New research by Tripwire has revealed security professionals working in the federal sector want the government to play a bigger role in securing non-governmental companies.
The research report evaluated actions taken by the federal government to improve cybersecurity in 2021 and was conducted for Tripwire by Dimensional Research. It evaluated the opinions of 306 security professionals, including 103 currently working for a United States federal government agency, with direct responsibility for the security within their organisation.
According to the research, security professionals responsible for critical infrastructure believe that National Institute of Standards and Technology (NIST) standards should not only be improved and strengthened but enforced outside the federal government. This is likely because only 49% of non-governmental organisations surveyed (critical infrastructure and others) have fully adopted NIST standards, yet still identify ransomware as a primary security concern.
Federal security professionals are aligned with this thinking and also believe the government should be doing more to protect its own data and systems (99%). In fact, 24% think they are falling behind when it comes to preparedness to face new threats and breaches, citing lack of both leadership prioritisation and internal expertise and resources as primary reasons.
“It’s clear that organisations – both public and private sector – are seeking further guidance from the federal government,” said Tim Erlin, vice president of strategy at Tripwire. “Generally, long-term enforcement and implementation of cybersecurity policy will take time, but it’s important that agencies lay out a plan and measure execution against that plan to protect our critical infrastructure and beyond.”

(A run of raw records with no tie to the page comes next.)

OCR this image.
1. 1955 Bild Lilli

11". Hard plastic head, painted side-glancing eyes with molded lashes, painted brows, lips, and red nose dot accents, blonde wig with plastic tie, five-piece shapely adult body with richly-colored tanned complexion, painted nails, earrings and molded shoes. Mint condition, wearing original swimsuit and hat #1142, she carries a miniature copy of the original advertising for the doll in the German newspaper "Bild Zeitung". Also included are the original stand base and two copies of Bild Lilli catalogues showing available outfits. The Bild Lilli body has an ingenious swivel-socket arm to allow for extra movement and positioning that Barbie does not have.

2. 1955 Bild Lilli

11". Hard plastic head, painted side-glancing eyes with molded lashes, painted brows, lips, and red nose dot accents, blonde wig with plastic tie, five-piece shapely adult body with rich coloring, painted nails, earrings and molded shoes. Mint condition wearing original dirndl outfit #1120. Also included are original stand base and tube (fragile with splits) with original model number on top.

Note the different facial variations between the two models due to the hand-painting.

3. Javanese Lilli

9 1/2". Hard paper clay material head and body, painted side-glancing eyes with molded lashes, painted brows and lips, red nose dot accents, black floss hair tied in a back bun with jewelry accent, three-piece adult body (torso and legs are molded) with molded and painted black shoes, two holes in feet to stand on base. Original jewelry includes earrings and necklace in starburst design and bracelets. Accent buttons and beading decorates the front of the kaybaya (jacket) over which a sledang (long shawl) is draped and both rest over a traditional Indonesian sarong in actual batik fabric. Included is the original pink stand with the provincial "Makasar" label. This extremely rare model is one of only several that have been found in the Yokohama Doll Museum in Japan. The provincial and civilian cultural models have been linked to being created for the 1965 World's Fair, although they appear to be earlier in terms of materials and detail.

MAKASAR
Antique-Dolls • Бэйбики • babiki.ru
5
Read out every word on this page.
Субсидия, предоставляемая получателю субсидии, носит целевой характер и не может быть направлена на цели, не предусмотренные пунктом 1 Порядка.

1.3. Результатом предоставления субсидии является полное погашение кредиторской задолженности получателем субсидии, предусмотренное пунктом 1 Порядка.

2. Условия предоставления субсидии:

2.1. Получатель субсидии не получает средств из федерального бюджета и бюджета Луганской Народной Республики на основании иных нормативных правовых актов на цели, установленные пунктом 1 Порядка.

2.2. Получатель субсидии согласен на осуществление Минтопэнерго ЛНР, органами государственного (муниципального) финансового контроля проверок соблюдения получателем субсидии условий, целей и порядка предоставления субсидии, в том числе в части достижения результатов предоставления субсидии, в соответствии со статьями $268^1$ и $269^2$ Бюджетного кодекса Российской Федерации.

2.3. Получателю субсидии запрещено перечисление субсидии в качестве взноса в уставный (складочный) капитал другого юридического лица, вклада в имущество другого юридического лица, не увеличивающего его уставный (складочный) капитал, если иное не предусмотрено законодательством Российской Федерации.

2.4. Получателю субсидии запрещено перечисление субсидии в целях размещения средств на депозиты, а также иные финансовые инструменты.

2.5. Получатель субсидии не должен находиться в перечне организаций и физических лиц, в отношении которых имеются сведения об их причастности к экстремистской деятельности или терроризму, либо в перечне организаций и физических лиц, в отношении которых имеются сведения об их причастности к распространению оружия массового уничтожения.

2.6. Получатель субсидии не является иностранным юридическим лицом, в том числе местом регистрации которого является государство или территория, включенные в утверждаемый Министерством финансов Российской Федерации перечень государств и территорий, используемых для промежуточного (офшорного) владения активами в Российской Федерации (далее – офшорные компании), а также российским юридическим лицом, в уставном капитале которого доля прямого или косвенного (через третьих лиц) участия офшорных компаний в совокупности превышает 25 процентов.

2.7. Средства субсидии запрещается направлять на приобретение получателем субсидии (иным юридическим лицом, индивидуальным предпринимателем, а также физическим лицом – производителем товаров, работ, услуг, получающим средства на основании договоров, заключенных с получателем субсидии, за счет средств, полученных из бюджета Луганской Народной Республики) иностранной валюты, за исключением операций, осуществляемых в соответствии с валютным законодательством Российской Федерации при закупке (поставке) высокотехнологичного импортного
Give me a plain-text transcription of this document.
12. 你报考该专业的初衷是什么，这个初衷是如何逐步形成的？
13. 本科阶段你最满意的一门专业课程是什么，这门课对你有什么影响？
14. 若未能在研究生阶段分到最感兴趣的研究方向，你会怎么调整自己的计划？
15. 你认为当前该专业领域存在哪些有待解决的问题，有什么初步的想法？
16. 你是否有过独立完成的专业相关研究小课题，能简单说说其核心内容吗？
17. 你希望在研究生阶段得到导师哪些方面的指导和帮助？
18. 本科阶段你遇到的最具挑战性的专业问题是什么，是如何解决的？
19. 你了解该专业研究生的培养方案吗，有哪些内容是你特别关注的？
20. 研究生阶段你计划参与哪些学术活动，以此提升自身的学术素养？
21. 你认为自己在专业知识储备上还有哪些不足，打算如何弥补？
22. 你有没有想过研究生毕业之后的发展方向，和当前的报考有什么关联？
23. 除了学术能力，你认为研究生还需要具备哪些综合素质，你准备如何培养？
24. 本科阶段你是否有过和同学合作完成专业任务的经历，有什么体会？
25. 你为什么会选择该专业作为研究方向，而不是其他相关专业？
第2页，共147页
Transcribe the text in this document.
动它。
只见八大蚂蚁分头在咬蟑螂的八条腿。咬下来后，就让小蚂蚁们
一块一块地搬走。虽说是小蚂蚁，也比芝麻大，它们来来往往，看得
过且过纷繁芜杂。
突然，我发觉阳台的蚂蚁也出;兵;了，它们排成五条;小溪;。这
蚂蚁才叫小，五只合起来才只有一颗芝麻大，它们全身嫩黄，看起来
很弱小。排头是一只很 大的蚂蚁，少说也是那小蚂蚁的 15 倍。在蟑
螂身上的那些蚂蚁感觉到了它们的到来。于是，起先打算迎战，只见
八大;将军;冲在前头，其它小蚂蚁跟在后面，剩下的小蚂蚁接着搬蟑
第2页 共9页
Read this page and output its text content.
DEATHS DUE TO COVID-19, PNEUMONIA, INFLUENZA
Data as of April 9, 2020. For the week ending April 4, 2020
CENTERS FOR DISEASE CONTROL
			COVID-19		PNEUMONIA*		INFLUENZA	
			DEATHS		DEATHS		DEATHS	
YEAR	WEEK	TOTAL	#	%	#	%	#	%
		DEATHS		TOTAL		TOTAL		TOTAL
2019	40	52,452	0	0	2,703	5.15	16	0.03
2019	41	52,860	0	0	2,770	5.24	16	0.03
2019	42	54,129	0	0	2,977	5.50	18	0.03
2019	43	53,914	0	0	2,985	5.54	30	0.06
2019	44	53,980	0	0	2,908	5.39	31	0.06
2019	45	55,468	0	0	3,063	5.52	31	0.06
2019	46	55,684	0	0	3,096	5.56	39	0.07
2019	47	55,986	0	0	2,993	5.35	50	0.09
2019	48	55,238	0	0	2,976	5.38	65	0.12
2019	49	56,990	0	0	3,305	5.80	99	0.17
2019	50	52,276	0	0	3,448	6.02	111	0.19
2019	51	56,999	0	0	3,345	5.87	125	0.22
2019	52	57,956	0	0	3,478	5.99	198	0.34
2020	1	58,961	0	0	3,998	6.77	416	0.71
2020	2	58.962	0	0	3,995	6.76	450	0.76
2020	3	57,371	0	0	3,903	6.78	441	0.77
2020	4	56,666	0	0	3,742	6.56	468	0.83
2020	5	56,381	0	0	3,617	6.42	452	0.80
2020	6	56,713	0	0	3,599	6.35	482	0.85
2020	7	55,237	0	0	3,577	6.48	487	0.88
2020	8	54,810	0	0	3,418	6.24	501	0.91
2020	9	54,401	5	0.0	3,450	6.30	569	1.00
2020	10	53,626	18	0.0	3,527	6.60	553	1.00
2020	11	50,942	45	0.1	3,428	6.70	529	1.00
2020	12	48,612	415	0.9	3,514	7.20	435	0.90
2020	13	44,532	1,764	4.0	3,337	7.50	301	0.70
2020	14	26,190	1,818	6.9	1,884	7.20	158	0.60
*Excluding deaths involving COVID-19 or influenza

When it comes to implementing Zero Trust Architecture, both federal and non-governmental organisations agree this strategy could materially improve cybersecurity outcomes, but only 22% say improvement is highly likely. They also agreed that integrity monitoring is foundational to a successful Zero Trust strategy (50%), or at least somewhat important (43%), but only 22% considered measuring integrity and security posture to be a core tenet of Zero Trust Architecture. Secure communication (44%), limiting individual access (39%), and identifying data sources and computing services as resources (36%) were most commonly identified.
Additionally, the survey examined where organisations track on the path to Zero Trust:
- 25% of those surveyed from the federal government described their Zero Trust implementation as mature, while only 2% of critical infrastructure organisations identified this way
- The majority of security pros – both public and private sector – described their progress toward Zero Trust adoption as needing some work, or in progress
- Security professionals look to federal government guidelines as the top source for obtaining Zero Trust strategies and best practices, followed by information from security solutions vendors, consultants, and analysts.
“It’s promising to see progress toward Zero Trust implementation, but lack of focus on integrity is where we fall short,” said Erlin. “Maintaining and understanding the integrity of an organisation’s people, processes and technology is the foundation of strong Zero Trust architecture and should be prioritised as such. Simply put, you can’t have Zero Trust without integrity.”
While hardening systems against ransomware may be a driving force for implementation now, 83% of security pros expect that something worse than ransomware may be coming. Fortunately, both federal and non-governmental organisations have responded to this year’s attacks on critical infrastructure with preventative action – 98% of agencies report progress on executive orders on cybersecurity (half say significant progress), and over 50% of non-government groups have taken specific steps to improve cybersecurity efforts.